December 30, 2019 Practice Points

Twenty Business Resolutions to Consider in 2020

It’s a new year and a great time to improve your business.

By Kelsey Heino
  1. Get active on social media. 366 million new people started using social media in the past year. That’s more than a million new people joining social media every single day.
  2. Review your employee handbook, or implement one if needed.
  3. Join a listserv that gives you quick blurbs relevant to your industry or the country as a whole—think Law360 or theSkimm. Staying up to date in your field puts you on the leading edge, and it’s always helpful to have small talk topics!
  4. Check out your firm website. Is it time for an update? Is it easily navigable? Is the color scheme outdated?
  5. Implement a wellness-incentive program, like Blue Zones.
  6. Revisit your subscriptions. Are there better programs out there now? Are there any services you’re no longer using?
  7. Keep track of your firm’s successes monthly. Gather win stories from your attorneys, catalog firm involvement in the community, etc. At the end of the year, you’ll have a Year in Review newsletter ready to go!
  8. Mentor a fellow small business leader/owner.
  9. Give back to your community. Encourage your employees to take an hour or two each month for volunteer work. Consider doing a monthly fundraiser drive for different employee passion projects.
  10. Optimize your inter-office communication. Have you considered messaging apps like Slack or Teams? Would a weekly or monthly team huddle be useful?
  11. Update your office décor. Whether you’re in a corporate space or working from home, adding a new decoration or updating your wall color can provide motivation.
  12. Outsource. Small business owners often have difficulty delegating, so force yourself to consider whether you really need to be doing it all yourself. Can you hire a temp or part-time employee to help with bookkeeping? Does your office need a runner or clerk? Find the one part of your job you dislike the most, and if you’re able, find someone else to do it for you!
  13. Bookend. Schedule time at the beginning of your day or week to plan ahead. Then, at the end of the day/week, review your priorities and prepare for the next.
  14. Be SMART with your goals.

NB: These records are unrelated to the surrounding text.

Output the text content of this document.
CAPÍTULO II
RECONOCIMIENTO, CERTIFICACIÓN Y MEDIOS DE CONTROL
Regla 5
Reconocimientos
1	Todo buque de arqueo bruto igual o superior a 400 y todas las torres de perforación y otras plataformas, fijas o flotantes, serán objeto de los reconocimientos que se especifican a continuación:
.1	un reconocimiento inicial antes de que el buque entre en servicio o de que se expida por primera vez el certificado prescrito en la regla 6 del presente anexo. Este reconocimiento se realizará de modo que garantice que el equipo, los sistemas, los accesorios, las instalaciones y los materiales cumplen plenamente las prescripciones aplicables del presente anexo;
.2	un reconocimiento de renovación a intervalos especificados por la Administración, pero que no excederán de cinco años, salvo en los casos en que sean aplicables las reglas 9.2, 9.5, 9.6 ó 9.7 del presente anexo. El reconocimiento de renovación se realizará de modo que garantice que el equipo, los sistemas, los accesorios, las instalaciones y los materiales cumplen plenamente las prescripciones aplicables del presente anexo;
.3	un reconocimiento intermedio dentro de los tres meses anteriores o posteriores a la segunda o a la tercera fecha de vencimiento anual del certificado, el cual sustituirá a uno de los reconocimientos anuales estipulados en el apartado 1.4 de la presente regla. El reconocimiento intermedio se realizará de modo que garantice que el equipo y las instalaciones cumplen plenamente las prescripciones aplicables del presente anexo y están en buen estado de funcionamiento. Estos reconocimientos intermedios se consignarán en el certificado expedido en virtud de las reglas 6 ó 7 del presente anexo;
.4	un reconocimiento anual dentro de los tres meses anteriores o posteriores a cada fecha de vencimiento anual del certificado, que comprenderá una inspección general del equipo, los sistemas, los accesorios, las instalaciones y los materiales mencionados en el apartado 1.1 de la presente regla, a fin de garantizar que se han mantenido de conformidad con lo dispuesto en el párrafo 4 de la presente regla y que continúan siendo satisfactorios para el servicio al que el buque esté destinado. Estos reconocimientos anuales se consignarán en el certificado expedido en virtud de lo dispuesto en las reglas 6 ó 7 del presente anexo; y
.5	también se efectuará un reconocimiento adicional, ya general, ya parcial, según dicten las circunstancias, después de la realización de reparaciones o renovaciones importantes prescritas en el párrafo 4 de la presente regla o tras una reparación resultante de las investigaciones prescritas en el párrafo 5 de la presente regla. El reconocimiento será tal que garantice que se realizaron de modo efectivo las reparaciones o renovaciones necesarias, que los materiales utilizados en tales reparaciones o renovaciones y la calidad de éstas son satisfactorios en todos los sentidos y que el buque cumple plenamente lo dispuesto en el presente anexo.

Make your goals for the next week/month/year
    1. Specific (simple, sensible, significant);
    2. Measurable (meaningful, motivating);
    3. Achievable (agreed, attainable);
    4. Relevant (reasonable, realistic and resourced, results-based); and
    5. Time bound (time-based, time limited, time/cost limited, timely, time-sensitive).
  15. Crunch the numbers. If you’re a contingent-fee firm or have difficulties collecting your AR, there are going to be lean months. Figure out if there are ways to give your firm a cushion so you never have to worry about making payroll.
  16. Review your rates and salaries for market competitiveness.
  17. Train early and often. If you have employees, you have potential HR nightmares—it’s a sad truth! Providing regular and preventative training on issues like sexual harassment and race discrimination can not only act as a CYA move, but it can also help prevent issues from arising in the first place. Consider implementing a bystander intervention or civility training policy.
  18. Let go. Maybe you started an unlimited PTO program and have realized nobody is taking as much vacation as they should. Maybe you dove into a new practice area and are beginning to realize it’s not for you. Whatever it is that is having a negative impact on your bottom line or firm morale, get rid of it!
  19. Focus on your clients. It is significantly easier to get business from people and businesses who already know and trust your brand. Think about starting a regular contact system—whether that be making quarterly calls to your top clients or starting a firm newsletter for broader reach. Focus 90 percent of your time and energy on those clients that bring you 90 percent of your work, but don’t forget the little guy.
  20. Reflect. It’s so easy to get caught up in planning for the future and forget what you’ve already accomplished. If you don’t already do it, begin keeping track of your firm’s successes and changes on a monthly or annual basis. This timeline can be your motivation if you hit a slump!

It’s a new year and a great time to improve your business. Not every change has to be monumental; just get started and see where it can take you. Don’t catch yourself saying “hindsight is 2020” next year!

Kelsey Heino is an employment litigation attorney at Woods Aitken, LLP, in Omaha , Nebraska.